Implementation of cardiovascular risk management
While many studies have indicated poor performance of CVD risk management in RA, successful implementation of CVD risk management has taken place in a Dutch general practitioner (GP) -led CVD care program [12]. This program included strong collaboration between primary and secondary care professionals, with strict definitions of their tasks and responsibilities. The program included a shared laboratory system for rheumatologists and GPs, and GPs received reimbursement for the additional costs from healthcare insurance companies. Past lipid screening was used as a proxy for CVD risk management, and this was performed in 72% of the 628 screened RA patients, increasing to 88% after reminder letters were sent to GPs. Hopefully, this will ultimately translate to a decreased cardiovascular burden, provided that the additional funding continues.
Multimorbidity
Multimorbidity is defined as the presence of two or more chronic diseases in the same person, and accounts for all potential interactions of coexisting diseases and their impact on the patient’s overall wellbeing. Nowadays, the need for a more holistic approach to multimorbidity in patients is increasingly acknowledged. From a pathogenic point of view, this appears wise as the underlying mechanisms of common comorbidities in RA, such as CVD, osteoporosis, fatigue and depression, overlap.

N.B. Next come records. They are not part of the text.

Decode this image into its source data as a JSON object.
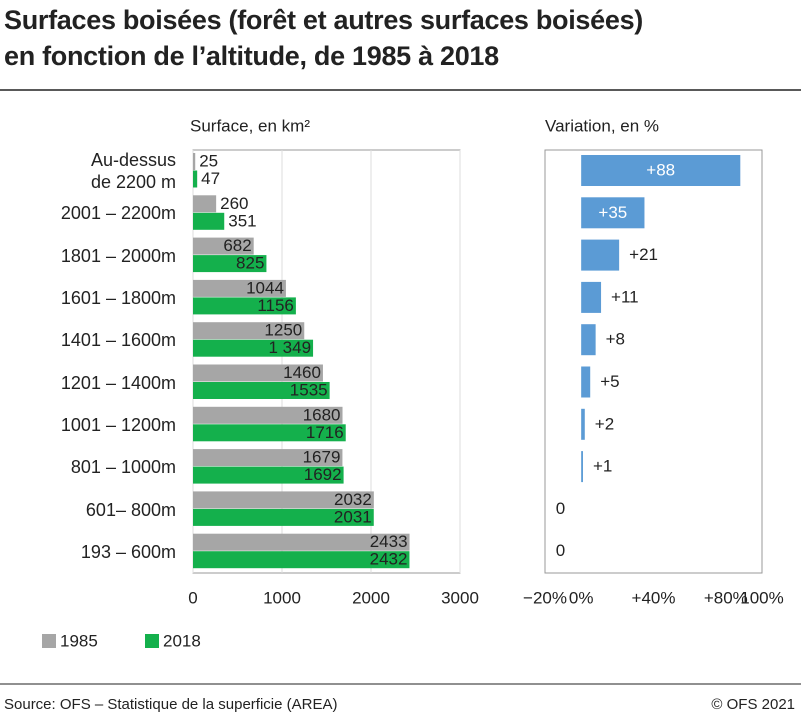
{
  "title": "Surfaces boisées (forêt et autres surfaces boisées)\nen fonction de l’altitude, de 1985 à 2018",
  "source": "Source: OFS – Statistique de la superficie (AREA)",
  "credit": "© OFS 2021",
  "chart_data": [
    {
      "type": "bar",
      "orientation": "horizontal",
      "axis_title": "Surface, en km²",
      "categories": [
        "Au-dessus\nde 2200 m",
        "2001 – 2200m",
        "1801 – 2000m",
        "1601 – 1800m",
        "1401 – 1600m",
        "1201 – 1400m",
        "1001 – 1200m",
        "801 – 1000m",
        "601– 800m",
        "193 – 600m"
      ],
      "series": [
        {
          "name": "1985",
          "color": "#a6a6a6",
          "values": [
            25,
            260,
            682,
            1044,
            1250,
            1460,
            1680,
            1679,
            2032,
            2433
          ]
        },
        {
          "name": "2018",
          "color": "#14b04c",
          "values": [
            47,
            351,
            825,
            1156,
            1349,
            1535,
            1716,
            1692,
            2031,
            2432
          ],
          "value_labels": [
            "47",
            "351",
            "825",
            "1156",
            "1 349",
            "1535",
            "1716",
            "1692",
            "2031",
            "2432"
          ]
        }
      ],
      "xlim": [
        0,
        3000
      ],
      "xticks": [
        0,
        1000,
        2000,
        3000
      ],
      "grid": true,
      "legend": "bottom-left"
    },
    {
      "type": "bar",
      "orientation": "horizontal",
      "axis_title": "Variation, en %",
      "color": "#5b9bd5",
      "values": [
        88,
        35,
        21,
        11,
        8,
        5,
        2,
        1,
        0,
        0
      ],
      "value_labels": [
        "+88",
        "+35",
        "+21",
        "+11",
        "+8",
        "+5",
        "+2",
        "+1",
        "0",
        "0"
      ],
      "xlim": [
        -20,
        100
      ],
      "xticks": [
        {
          "value": -20,
          "label": "−20%"
        },
        {
          "value": 0,
          "label": "0%"
        },
        {
          "value": 40,
          "label": "+40%"
        },
        {
          "value": 80,
          "label": "+80%"
        },
        {
          "value": 100,
          "label": "100%"
        }
      ],
      "grid": false
    }
  ]
}
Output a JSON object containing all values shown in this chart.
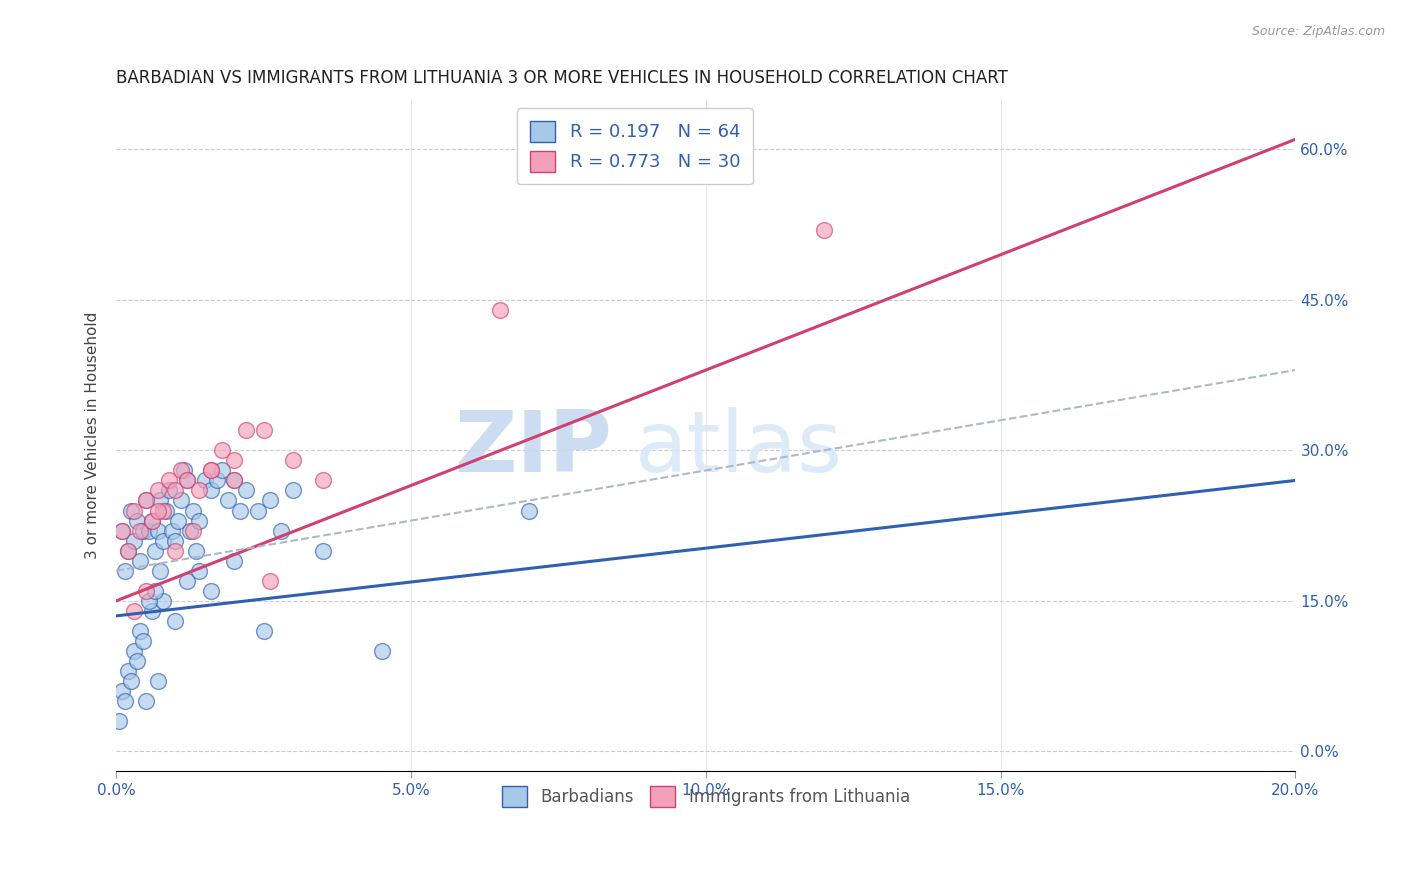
{
  "title": "BARBADIAN VS IMMIGRANTS FROM LITHUANIA 3 OR MORE VEHICLES IN HOUSEHOLD CORRELATION CHART",
  "source": "Source: ZipAtlas.com",
  "xlabel_ticks": [
    "0.0%",
    "5.0%",
    "10.0%",
    "15.0%",
    "20.0%"
  ],
  "xlabel_vals": [
    0.0,
    5.0,
    10.0,
    15.0,
    20.0
  ],
  "ylabel": "3 or more Vehicles in Household",
  "ylabel_ticks": [
    "0.0%",
    "15.0%",
    "30.0%",
    "45.0%",
    "60.0%"
  ],
  "ylabel_vals": [
    0.0,
    15.0,
    30.0,
    45.0,
    60.0
  ],
  "xlim": [
    0.0,
    20.0
  ],
  "ylim": [
    -2.0,
    65.0
  ],
  "legend_label1": "Barbadians",
  "legend_label2": "Immigrants from Lithuania",
  "R1": "0.197",
  "N1": "64",
  "R2": "0.773",
  "N2": "30",
  "color_blue": "#a8c8e8",
  "color_pink": "#f4a0b8",
  "color_line_blue": "#3060b0",
  "color_line_pink": "#d04070",
  "color_dashed": "#b0b8c8",
  "watermark_zip": "ZIP",
  "watermark_atlas": "atlas",
  "scatter_blue_x": [
    0.1,
    0.15,
    0.2,
    0.25,
    0.3,
    0.35,
    0.4,
    0.45,
    0.5,
    0.55,
    0.6,
    0.65,
    0.7,
    0.75,
    0.8,
    0.85,
    0.9,
    0.95,
    1.0,
    1.05,
    1.1,
    1.15,
    1.2,
    1.25,
    1.3,
    1.35,
    1.4,
    1.5,
    1.6,
    1.7,
    1.8,
    1.9,
    2.0,
    2.1,
    2.2,
    2.4,
    2.6,
    2.8,
    3.0,
    3.5,
    0.1,
    0.2,
    0.3,
    0.4,
    0.5,
    0.6,
    0.7,
    0.8,
    1.0,
    1.2,
    1.4,
    1.6,
    2.0,
    2.5,
    4.5,
    7.0,
    0.05,
    0.15,
    0.25,
    0.35,
    0.45,
    0.55,
    0.65,
    0.75
  ],
  "scatter_blue_y": [
    22,
    18,
    20,
    24,
    21,
    23,
    19,
    22,
    25,
    22,
    23,
    20,
    22,
    25,
    21,
    24,
    26,
    22,
    21,
    23,
    25,
    28,
    27,
    22,
    24,
    20,
    23,
    27,
    26,
    27,
    28,
    25,
    27,
    24,
    26,
    24,
    25,
    22,
    26,
    20,
    6,
    8,
    10,
    12,
    5,
    14,
    7,
    15,
    13,
    17,
    18,
    16,
    19,
    12,
    10,
    24,
    3,
    5,
    7,
    9,
    11,
    15,
    16,
    18
  ],
  "scatter_pink_x": [
    0.1,
    0.2,
    0.3,
    0.4,
    0.5,
    0.6,
    0.7,
    0.8,
    0.9,
    1.0,
    1.1,
    1.2,
    1.4,
    1.6,
    1.8,
    2.0,
    2.2,
    2.5,
    3.0,
    3.5,
    0.3,
    0.5,
    0.7,
    1.0,
    1.3,
    1.6,
    2.0,
    2.6,
    6.5,
    12.0
  ],
  "scatter_pink_y": [
    22,
    20,
    24,
    22,
    25,
    23,
    26,
    24,
    27,
    26,
    28,
    27,
    26,
    28,
    30,
    29,
    32,
    32,
    29,
    27,
    14,
    16,
    24,
    20,
    22,
    28,
    27,
    17,
    44,
    52
  ],
  "blue_line_x0": 0.0,
  "blue_line_y0": 13.5,
  "blue_line_x1": 20.0,
  "blue_line_y1": 27.0,
  "pink_line_x0": 0.0,
  "pink_line_y0": 15.0,
  "pink_line_x1": 20.0,
  "pink_line_y1": 61.0,
  "dash_line_x0": 0.0,
  "dash_line_y0": 18.0,
  "dash_line_x1": 20.0,
  "dash_line_y1": 38.0
}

As the poor identification and treatment of unrelated disorders or comorbidities in patients with chronic disease such as RA has hardly improved during the past 20 years, a more intense screening program and regular active counselling of patients as well as treating physicians is urgently needed. The INCLUDE study, a nurse-led general practice feasibility study for screening, assessment and initial management of common comorbid conditions in rheumatic diseases, is an important initiative in this respect [13]. It would be wise to start similar studies in secondary care, in close collaboration with primary care.
Do not wait, but act
Nowadays, the major challenge in treatment of RA is no longer the disease itself, but the associated comorbidities that have a negative effect on the quality of life of our patients. I feel it is our responsibility to make this a top priority and to obtain the necessary funding. Implementation of an extensive screening programme for all common comorbidities may presently be a bridge too far. But as we frequently see our patients, carry out disease activity assessments, and obtain blood from them, it should not be too difficult to also measure blood pressure, determine the lipid profile, and carry out CVD risk assessment. We should start with this today, and this would be a major first step towards reaching the ultimate goal of eliminating the comorbidity burden of our patients.